In general, adopting healthy habits-such as maintaining optimal weight, avoiding exposure to toxins, following a physician-supervised exercise program, eating a balanced diet, correcting vitamin deficiencies, and limiting or avoiding alcohol consumption-can reduce the physical and emotional effects of peripheral neuropathy. Active and passive forms of exercise can reduce cramps, improve muscle strength, and prevent muscle wasting in paralyzed limbs. Various dietary strategies can improve gastrointestinal symptoms. Timely treatment of injury can help prevent permanent damage. Quitting smoking is particularly important because smoking constricts the blood vessels that supply nutrients to the peripheral nerves and can worsen neuropathic symptoms. Self-care skills such as meticulous foot care and careful wound treatment in people with diabetes and others who have an impaired ability to feel pain can alleviate symptoms and improve quality of life. Such changes often create conditions that encourage nerve regeneration.
Systemic diseases frequently require more complex treatments. Strict control of blood glucose levels has been shown to reduce neuropathic symptoms and help people with diabetic neuropathy avoid further nerve damage. Inflammatory and autoimmune conditions leading to neuropathy can be controlled in several ways. Immunosuppressive drugs such as prednisone, cyclosporine, or azathioprine may be beneficial. Plasmapheresis-a procedure in which blood is removed, cleansed of immune system cells and antibodies, and then returned to the body-can limit inflammation or suppress immune system activity. High doses of immunoglobulins, proteins that function as antibodies, also can suppress abnormal immune system activity.
Neuropathic pain is often difficult to control. Mild pain may sometimes be alleviated by analgesics sold over the counter. Several classes of drugs have recently proved helpful to many patients suffering from more severe forms of chronic neuropathic pain.
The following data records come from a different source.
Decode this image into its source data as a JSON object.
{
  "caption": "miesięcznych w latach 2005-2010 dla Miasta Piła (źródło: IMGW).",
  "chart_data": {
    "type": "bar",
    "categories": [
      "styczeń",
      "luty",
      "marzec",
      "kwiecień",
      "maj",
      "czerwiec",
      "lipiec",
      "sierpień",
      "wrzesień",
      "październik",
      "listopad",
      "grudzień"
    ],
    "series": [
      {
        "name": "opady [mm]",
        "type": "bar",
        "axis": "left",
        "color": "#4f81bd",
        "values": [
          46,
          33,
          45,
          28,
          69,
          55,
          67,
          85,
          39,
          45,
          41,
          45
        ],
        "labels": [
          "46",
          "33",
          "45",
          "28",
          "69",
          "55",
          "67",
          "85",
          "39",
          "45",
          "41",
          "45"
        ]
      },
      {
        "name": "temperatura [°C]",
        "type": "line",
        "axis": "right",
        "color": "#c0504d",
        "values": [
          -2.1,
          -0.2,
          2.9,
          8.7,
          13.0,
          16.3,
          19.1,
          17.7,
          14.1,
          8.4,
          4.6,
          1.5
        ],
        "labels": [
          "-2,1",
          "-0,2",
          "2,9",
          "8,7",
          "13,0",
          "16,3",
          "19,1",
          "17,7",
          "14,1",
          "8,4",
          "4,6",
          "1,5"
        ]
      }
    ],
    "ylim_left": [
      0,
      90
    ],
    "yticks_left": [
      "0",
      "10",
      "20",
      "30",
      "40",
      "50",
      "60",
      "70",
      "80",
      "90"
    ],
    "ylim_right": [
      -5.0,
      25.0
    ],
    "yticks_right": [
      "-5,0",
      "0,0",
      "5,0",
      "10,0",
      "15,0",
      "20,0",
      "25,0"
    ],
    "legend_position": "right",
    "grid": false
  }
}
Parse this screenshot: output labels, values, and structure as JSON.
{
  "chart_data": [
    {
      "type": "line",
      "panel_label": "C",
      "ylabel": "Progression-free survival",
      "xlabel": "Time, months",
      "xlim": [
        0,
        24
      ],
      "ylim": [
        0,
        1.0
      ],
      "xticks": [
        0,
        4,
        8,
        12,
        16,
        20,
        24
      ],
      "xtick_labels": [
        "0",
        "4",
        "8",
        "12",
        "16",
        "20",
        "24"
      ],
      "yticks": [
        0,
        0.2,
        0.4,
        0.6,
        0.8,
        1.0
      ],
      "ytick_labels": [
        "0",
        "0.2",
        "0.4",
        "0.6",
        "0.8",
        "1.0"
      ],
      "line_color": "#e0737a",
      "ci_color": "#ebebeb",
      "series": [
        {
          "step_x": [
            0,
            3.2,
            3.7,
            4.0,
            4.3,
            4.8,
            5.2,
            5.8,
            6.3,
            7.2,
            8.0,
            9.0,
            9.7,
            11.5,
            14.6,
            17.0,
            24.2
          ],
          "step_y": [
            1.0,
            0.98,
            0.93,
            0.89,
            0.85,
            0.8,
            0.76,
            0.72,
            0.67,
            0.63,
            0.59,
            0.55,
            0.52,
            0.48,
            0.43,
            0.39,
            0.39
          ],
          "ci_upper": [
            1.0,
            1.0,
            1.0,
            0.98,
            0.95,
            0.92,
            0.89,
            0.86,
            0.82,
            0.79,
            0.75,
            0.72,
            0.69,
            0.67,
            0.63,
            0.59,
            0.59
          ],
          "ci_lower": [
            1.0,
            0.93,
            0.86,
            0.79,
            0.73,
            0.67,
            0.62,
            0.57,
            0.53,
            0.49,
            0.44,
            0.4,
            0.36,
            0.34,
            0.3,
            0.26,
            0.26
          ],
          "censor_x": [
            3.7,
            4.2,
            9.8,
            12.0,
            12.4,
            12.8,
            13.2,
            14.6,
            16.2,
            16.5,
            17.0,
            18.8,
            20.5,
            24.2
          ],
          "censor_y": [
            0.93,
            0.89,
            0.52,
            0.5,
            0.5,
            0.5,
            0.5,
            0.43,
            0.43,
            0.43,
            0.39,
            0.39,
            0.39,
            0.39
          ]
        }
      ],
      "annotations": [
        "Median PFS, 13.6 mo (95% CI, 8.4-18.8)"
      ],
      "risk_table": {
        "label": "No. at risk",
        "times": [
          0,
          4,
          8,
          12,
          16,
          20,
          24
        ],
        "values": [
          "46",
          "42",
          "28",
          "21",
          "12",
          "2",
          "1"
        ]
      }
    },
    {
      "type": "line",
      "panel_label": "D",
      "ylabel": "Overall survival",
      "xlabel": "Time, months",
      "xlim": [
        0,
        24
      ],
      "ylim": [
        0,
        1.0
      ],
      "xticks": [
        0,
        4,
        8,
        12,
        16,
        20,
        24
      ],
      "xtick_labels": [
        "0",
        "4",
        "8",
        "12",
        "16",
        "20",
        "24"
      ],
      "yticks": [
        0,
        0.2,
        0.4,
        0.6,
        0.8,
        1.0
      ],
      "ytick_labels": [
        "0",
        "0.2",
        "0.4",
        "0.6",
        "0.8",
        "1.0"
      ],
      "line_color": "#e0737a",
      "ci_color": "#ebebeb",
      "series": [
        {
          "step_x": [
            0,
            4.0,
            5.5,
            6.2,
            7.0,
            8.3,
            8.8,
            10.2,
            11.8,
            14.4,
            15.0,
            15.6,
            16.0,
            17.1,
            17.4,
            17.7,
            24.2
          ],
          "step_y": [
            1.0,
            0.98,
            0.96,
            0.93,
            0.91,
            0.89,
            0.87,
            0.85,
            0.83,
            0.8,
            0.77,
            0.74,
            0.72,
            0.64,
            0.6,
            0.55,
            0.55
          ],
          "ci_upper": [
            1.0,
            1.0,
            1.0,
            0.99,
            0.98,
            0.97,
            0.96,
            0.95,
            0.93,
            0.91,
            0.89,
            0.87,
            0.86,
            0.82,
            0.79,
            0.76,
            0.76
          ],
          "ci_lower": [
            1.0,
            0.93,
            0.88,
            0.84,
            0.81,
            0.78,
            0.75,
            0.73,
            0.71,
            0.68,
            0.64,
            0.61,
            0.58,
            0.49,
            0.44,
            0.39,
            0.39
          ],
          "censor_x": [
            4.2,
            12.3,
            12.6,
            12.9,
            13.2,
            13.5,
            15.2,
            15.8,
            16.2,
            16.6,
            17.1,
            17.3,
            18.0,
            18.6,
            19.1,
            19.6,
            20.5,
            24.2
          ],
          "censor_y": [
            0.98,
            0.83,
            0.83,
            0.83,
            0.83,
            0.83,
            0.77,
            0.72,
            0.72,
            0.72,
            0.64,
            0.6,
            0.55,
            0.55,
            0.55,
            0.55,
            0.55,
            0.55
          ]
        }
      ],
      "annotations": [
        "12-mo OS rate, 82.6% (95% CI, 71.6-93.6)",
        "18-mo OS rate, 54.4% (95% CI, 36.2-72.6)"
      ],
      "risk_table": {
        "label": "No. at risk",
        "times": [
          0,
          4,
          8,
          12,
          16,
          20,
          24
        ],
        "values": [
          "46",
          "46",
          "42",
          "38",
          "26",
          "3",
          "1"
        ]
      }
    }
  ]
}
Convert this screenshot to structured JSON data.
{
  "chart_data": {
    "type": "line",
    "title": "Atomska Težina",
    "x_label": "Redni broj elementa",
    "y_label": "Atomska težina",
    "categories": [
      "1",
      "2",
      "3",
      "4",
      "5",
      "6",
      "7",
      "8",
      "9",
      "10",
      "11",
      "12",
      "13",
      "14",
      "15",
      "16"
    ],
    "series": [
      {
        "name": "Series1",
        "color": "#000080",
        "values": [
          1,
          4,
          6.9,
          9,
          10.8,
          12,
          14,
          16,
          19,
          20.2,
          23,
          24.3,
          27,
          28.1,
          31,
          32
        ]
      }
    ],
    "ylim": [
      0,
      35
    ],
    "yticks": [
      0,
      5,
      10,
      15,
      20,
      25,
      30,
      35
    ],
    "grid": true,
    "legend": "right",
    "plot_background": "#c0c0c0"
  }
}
These include mexiletine, a drug developed to correct irregular heart rhythms (sometimes associated with severe side effects); several antiepileptic drugs, including gabapentin, phenytoin, and carbamazepine; and some classes of antidepressants, including tricyclics such as amitriptyline. Injections of local anesthetics such as lidocaine or topical patches containing lidocaine may relieve more intractable pain. In the most severe cases, doctors can surgically destroy nerves; however, the results are often temporary and the procedure can lead to complications.
Mechanical aids can help reduce pain and lessen the impact of physical disability. Hand or foot braces can compensate for muscle weakness or alleviate nerve compression. Orthopedic shoes can improve gait disturbances and help prevent foot injuries in people with a loss of pain sensation. If breathing becomes severely impaired, mechanical ventilation can provide essential life support.
Surgical intervention often can provide immediate relief from mononeuropathies caused by compression or entrapment injuries. Repair of a slipped disk can reduce pressure on nerves where they emerge from the spinal cord; the removal of benign or malignant tumors can also alleviate damaging pressure on nerves. Nerve entrapment often can be corrected by the surgical release of ligaments or tendons.